Wikipedia defines capitalism thus:
"Capitalism is an economic system in which wealth, and the means of producing wealth, are privately owned and controlled rather than state owned and controlled. Through capitalism, the land, labor, and capital are owned, operated, and traded by private individuals either singly or jointly, and investments, distribution, income, production, pricing and supply of goods, commodities and services are determined by voluntary private decision in a market economy. A distinguishing feature of capitalism is that each person owns his or her own labor and therefore is allowed to sell the use of it to employers." (http://en.wikipedia.org/wiki/Capitalism).
The definition puts "ownership" and "control" of the capital in the same sentence, but does not stipulate that it is the same individual that both owns and controls the resources.
And therein lies our problem.
Commonly accepted theory of why capitalism is preferable to socialism goes like this: the owners generally make better decisions about allocating the resources than non-owners. When the owners do make sub-optimal decision, they lose their ownership stake to the smarter and more responsible new owners.
So far, so good. Except this is not at all the system that we have in the United States. In the US, the majority of the capital is owned by one set of people - the shareholders - and managed by an entirely different set of people - the corporate management.
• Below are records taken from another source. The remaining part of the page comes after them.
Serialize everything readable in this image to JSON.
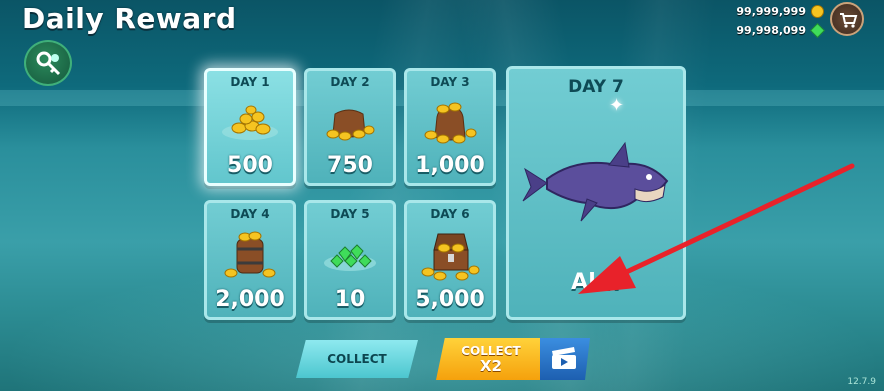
{
  "header": {
    "title": "Daily Reward"
  },
  "currency": {
    "coins": "99,999,999",
    "gems": "99,998,099"
  },
  "rewards": [
    {
      "day": "DAY 1",
      "amount": "500",
      "type": "coins"
    },
    {
      "day": "DAY 2",
      "amount": "750",
      "type": "coin-bag"
    },
    {
      "day": "DAY 3",
      "amount": "1,000",
      "type": "coin-sack"
    },
    {
      "day": "DAY 4",
      "amount": "2,000",
      "type": "coin-barrel"
    },
    {
      "day": "DAY 5",
      "amount": "10",
      "type": "gems"
    },
    {
      "day": "DAY 6",
      "amount": "5,000",
      "type": "treasure-chest"
    }
  ],
  "grand_reward": {
    "day": "DAY 7",
    "name": "Al..."
  },
  "buttons": {
    "collect": "COLLECT",
    "collect_x2_line1": "COLLECT",
    "collect_x2_line2": "X2"
  },
  "version": "12.7.9",
  "colors": {
    "card": "#5fc0c7",
    "accent_gold": "#f5c421",
    "gem_green": "#3fdc5a",
    "annotation_arrow": "#e8222a"
  }
}
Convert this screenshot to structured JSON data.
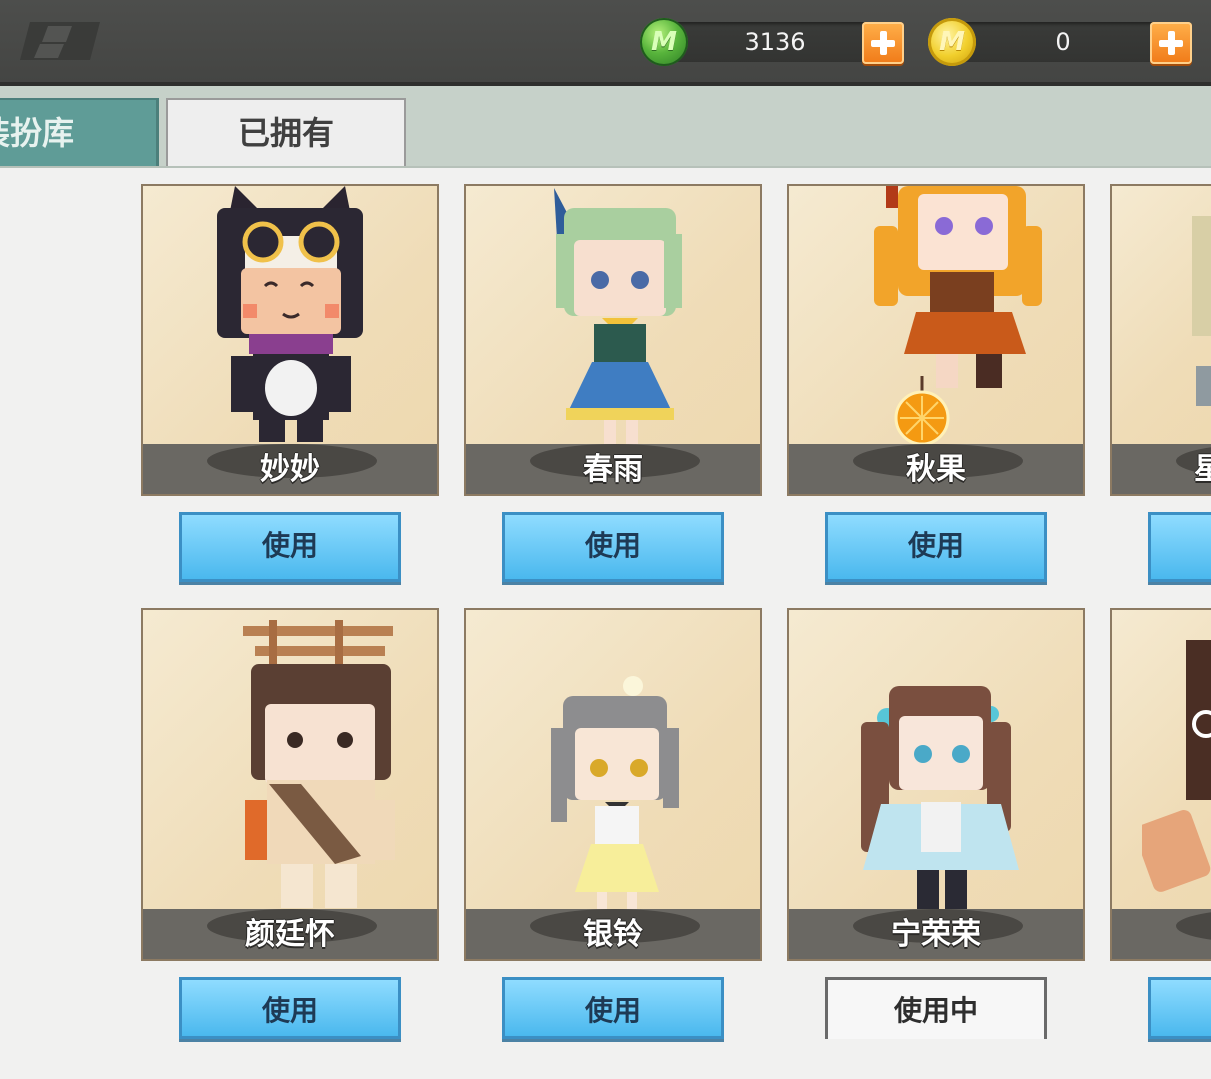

The interests of these groups of people are not at all aligned (http://1-800-magic.blogspot.com/2007/12/risk-vs-reward.html), and, what's worse, neither group is truly interested in the long-term success of the business.
As a result, while the executives in younger companies which are still managed by the original owners do often tend to do the right thing, I cannot call the behavior of the managerial class in most American enterprises anything other than looting.
This approach to management has been most visible on Wall Street, but look at any older US enterprise, and you will see the same looting of company resources everywhere, from car manufacturers to steel mills to utility companies.
Comparing to the old Soviet days, the system as we have it right now may actually be worse. At least the bureaucrats in Soviet Union were not paying themselves multimillion dollar bonuses and did not zip around in private planes as the economy crumbled.